Jadi Tangan Kanan Oknum Guru Pungli Beasiswa PIP Siswa Miskin, IRT Dipolisikan Orang Tua Murid

Advertisements

Usai mencairkan uang beasiswa, ia menyerahkan “jatah” tetap sebesar Rp 25 ribu kepada temannya bernama MWSM lalu diserahkan ke tangan oknum guru SD Negeri Bestobe berinisial WUN.

Para orangtua murid SD Negeri Bestobe sedang menunggu giliran di Mapolres TTU untuk mendaftarkan pengaduan ke petugas piket

KEFAEMANANU, HALAMANSEMBILAN.COM – Seorang ibu rumah tangga (IRT) berinisial MWSM (46) dilaporkan ke Mapolres Timor Tengah Utara (TTU), Senin (22/2/2021) petang.

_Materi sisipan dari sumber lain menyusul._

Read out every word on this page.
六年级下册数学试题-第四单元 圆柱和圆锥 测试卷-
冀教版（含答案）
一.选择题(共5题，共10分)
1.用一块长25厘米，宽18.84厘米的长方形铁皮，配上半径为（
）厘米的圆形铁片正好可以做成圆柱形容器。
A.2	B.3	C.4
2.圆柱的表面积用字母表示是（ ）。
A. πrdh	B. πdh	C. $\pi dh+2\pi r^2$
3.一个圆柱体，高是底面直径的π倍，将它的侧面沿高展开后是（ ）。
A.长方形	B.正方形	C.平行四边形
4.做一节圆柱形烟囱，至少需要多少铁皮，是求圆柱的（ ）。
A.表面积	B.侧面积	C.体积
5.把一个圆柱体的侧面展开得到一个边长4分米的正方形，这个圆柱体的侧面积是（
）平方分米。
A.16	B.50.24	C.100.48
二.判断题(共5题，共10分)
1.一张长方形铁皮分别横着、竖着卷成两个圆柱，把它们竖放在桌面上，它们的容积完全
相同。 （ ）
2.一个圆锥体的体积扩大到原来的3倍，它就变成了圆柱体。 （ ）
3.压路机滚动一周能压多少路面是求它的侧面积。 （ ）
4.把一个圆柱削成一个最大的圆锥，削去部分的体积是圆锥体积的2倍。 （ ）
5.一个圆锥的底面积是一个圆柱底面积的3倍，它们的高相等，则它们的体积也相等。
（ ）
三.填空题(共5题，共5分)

Diduga, ibu rumah tangga ini menjadi ‘tangan kanan’ oknum guru berinisial WUN untuk melakukan pungutan liar (pungli) beasiswa PIP siswa miskin senilai Rp 25 ribu per murid di SD Negeri Bestobe.

Laporan pengaduan disampaikan oleh Maria Martheda Tahoni, mewakili para orang tua murid SD Negeri Bestobe.

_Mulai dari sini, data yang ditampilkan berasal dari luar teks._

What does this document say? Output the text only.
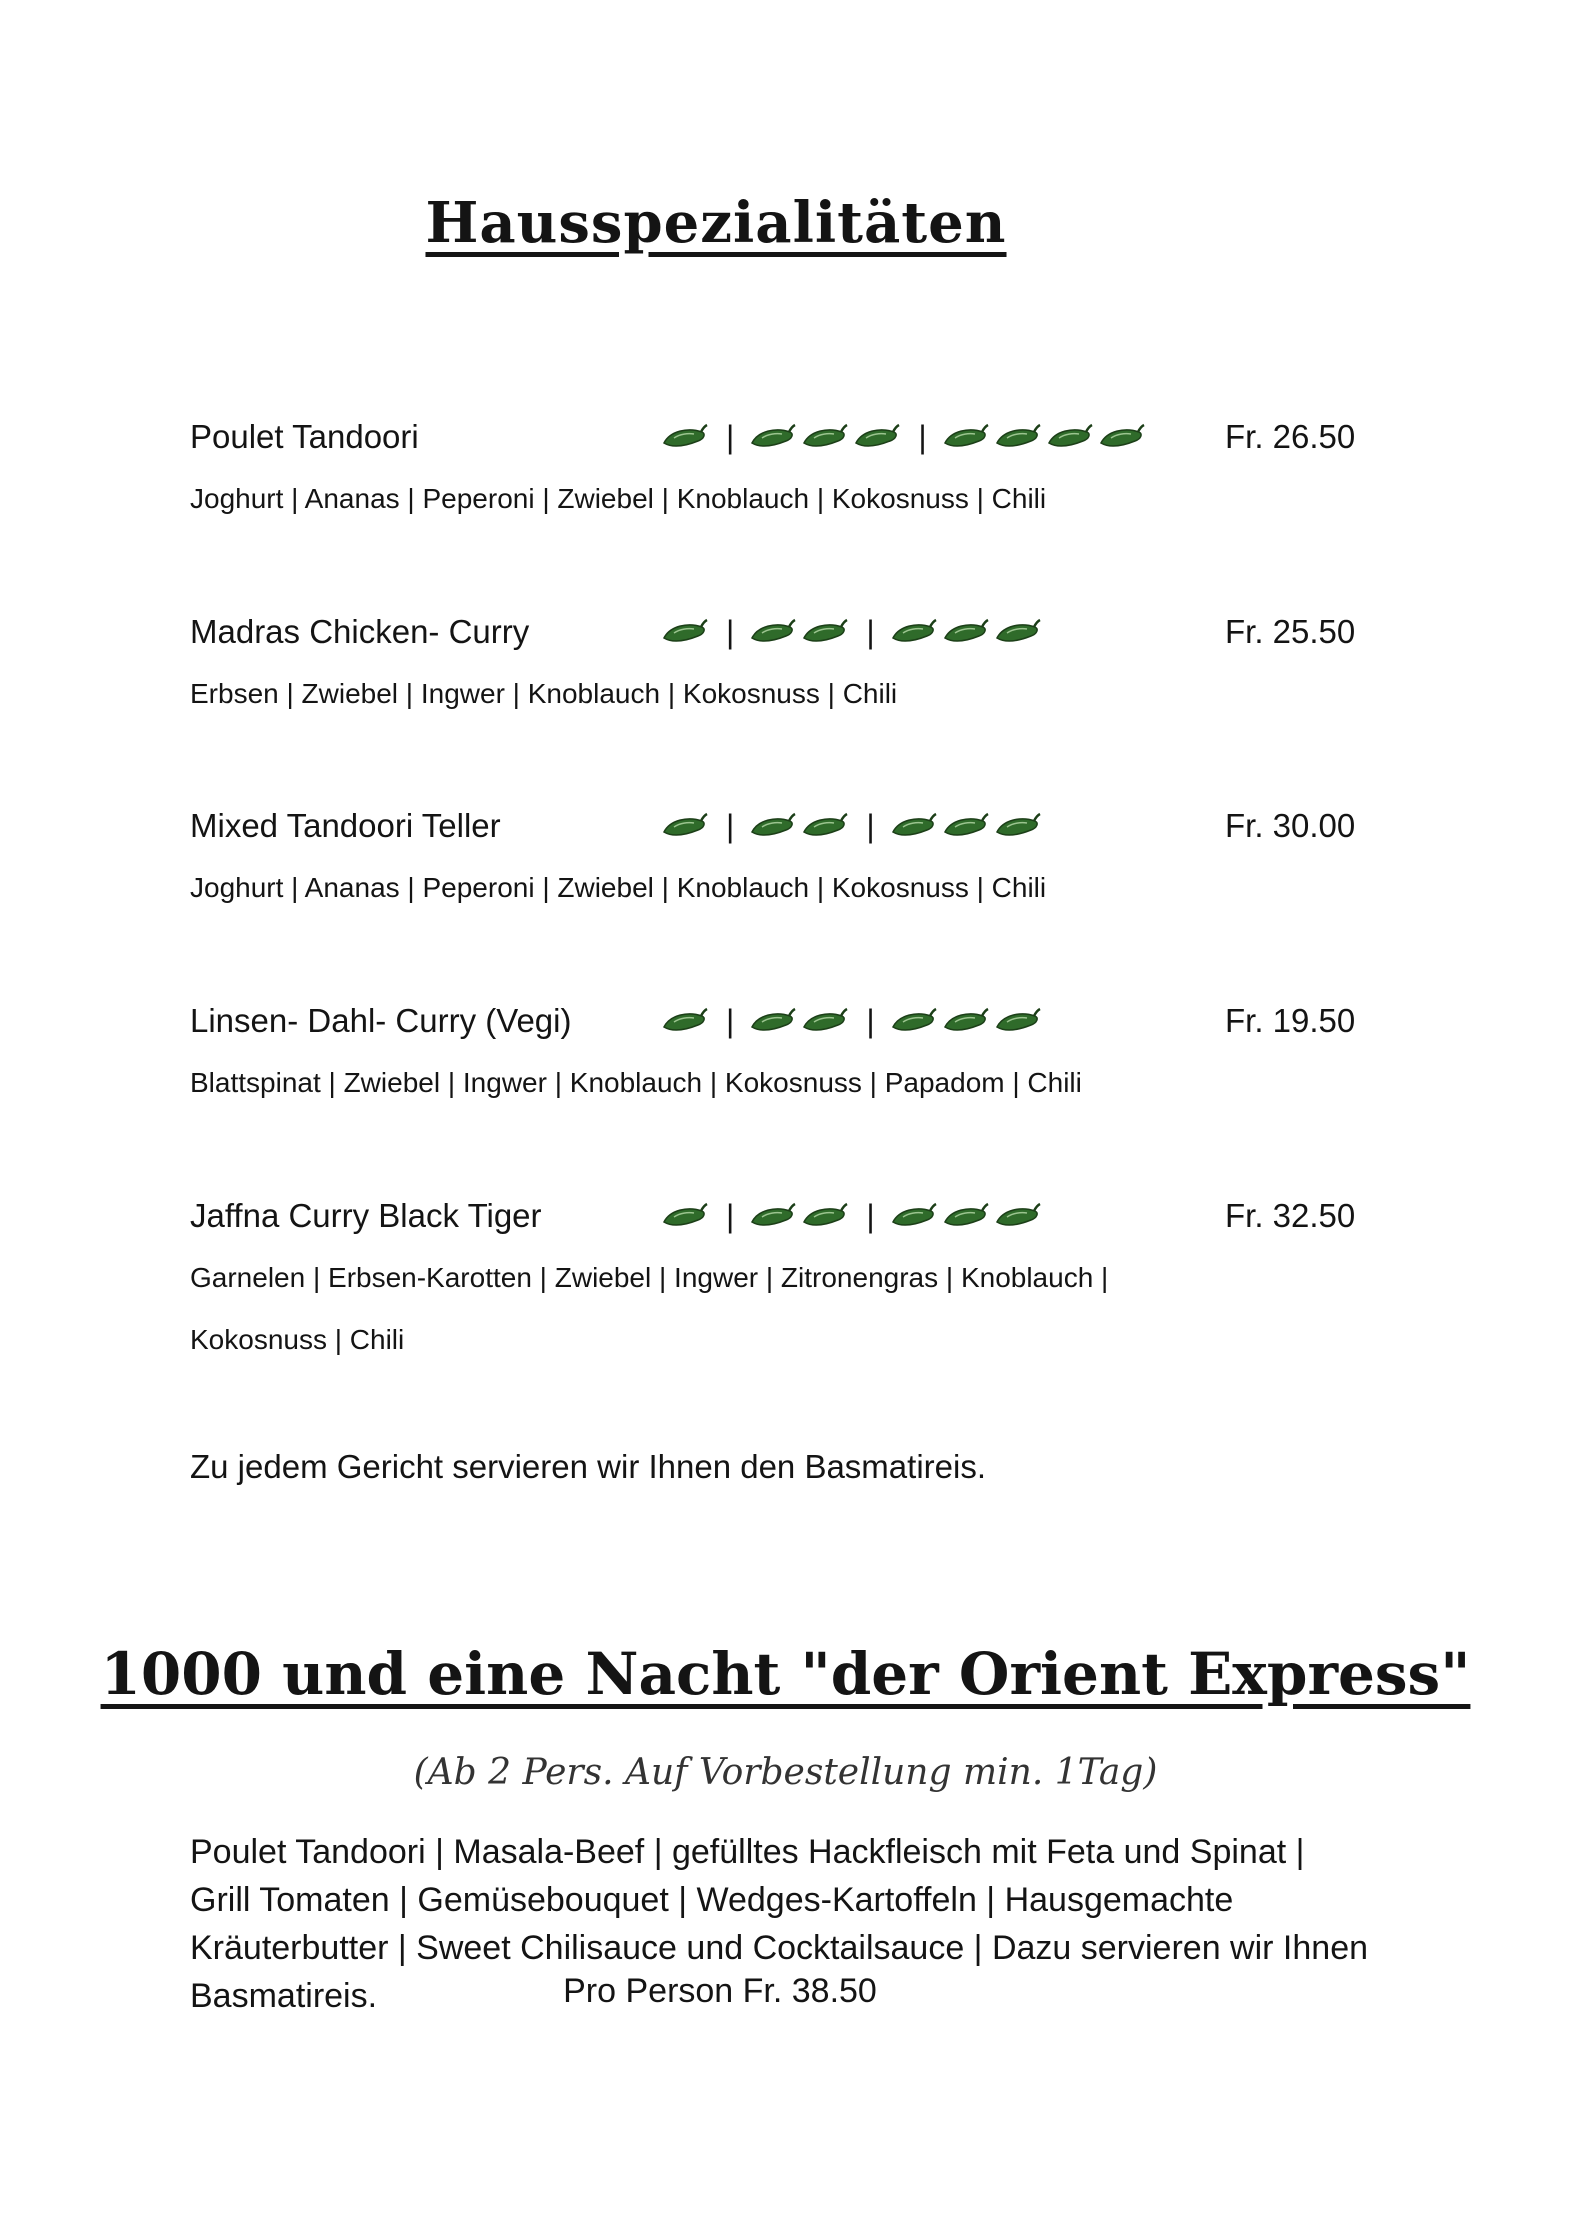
Hausspezialitäten
Poulet Tandoori	|	|	Fr. 26.50
Joghurt | Ananas | Peperoni | Zwiebel | Knoblauch | Kokosnuss | Chili
Madras Chicken- Curry	|	|	Fr. 25.50
Erbsen | Zwiebel | Ingwer | Knoblauch | Kokosnuss | Chili
Mixed Tandoori Teller	|	|	Fr. 30.00
Joghurt | Ananas | Peperoni | Zwiebel | Knoblauch | Kokosnuss | Chili
Linsen- Dahl- Curry (Vegi)	|	|	Fr. 19.50
Blattspinat | Zwiebel | Ingwer | Knoblauch | Kokosnuss | Papadom | Chili
Jaffna Curry Black Tiger	|	|	Fr. 32.50
Garnelen | Erbsen-Karotten | Zwiebel | Ingwer | Zitronengras | Knoblauch | Kokosnuss | Chili
Zu jedem Gericht servieren wir Ihnen den Basmatireis.
1000 und eine Nacht "der Orient Express"
(Ab 2 Pers. Auf Vorbestellung min. 1Tag)
Poulet Tandoori | Masala-Beef | gefülltes Hackfleisch mit Feta und Spinat | Grill Tomaten | Gemüsebouquet | Wedges-Kartoffeln | Hausgemachte Kräuterbutter | Sweet Chilisauce und Cocktailsauce | Dazu servieren wir Ihnen Basmatireis.	Pro Person Fr. 38.50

Hal itu dibuktikan dengan Laporan Polisi Nomor: LP/59/II/2021/ NTT/RES/TTU tanggal 22 Februari 2021 dengan terlapor Maria Wilfrida Sau Metboki (IRT). Laporan pengaduan diterima Ka SPK II, Aiptu Robertus I Tas’au.

Ny. Maria Martheda Tahoni juga adalah ibu kandung dari Sebastianus Naitili dugaan pungli itu sendiri, awalnya dibongkar Sebastianus Naitili, anaknya.

Melalui unggahan di medsos (Facebook), Sebastianus Naitili yang juga sebagai siswa kelas XI SMA Negeri Maubesi, meminta tanggapan netizen atas temuan fakta dugaan pungli disertai pertanyaan dan permohonan penjelasan atau pencerahan, apakah tindakan tersebut dibenarkan menurut hukum.

Sayangnya, atas postingannya Sebastian dianggap oknum guru WUN sebagai tindakamn pencemaran nama baik sehingga berujung laporan polisi. Kini Sebastianus Naitili telah ditetapkan sebagai tersangka.

Sebastianus Naitili pun didakwa pasal 45 ayat (l3) Jo Pasal 27 ayat (3) UU Nomor 19 Tahun 2016 tentang perubahan atas UU Nomor 11 Tahun 2008 Tentang Informasi dan Transaksi Elektronik (ITE) jo Pasal 310 KUHP.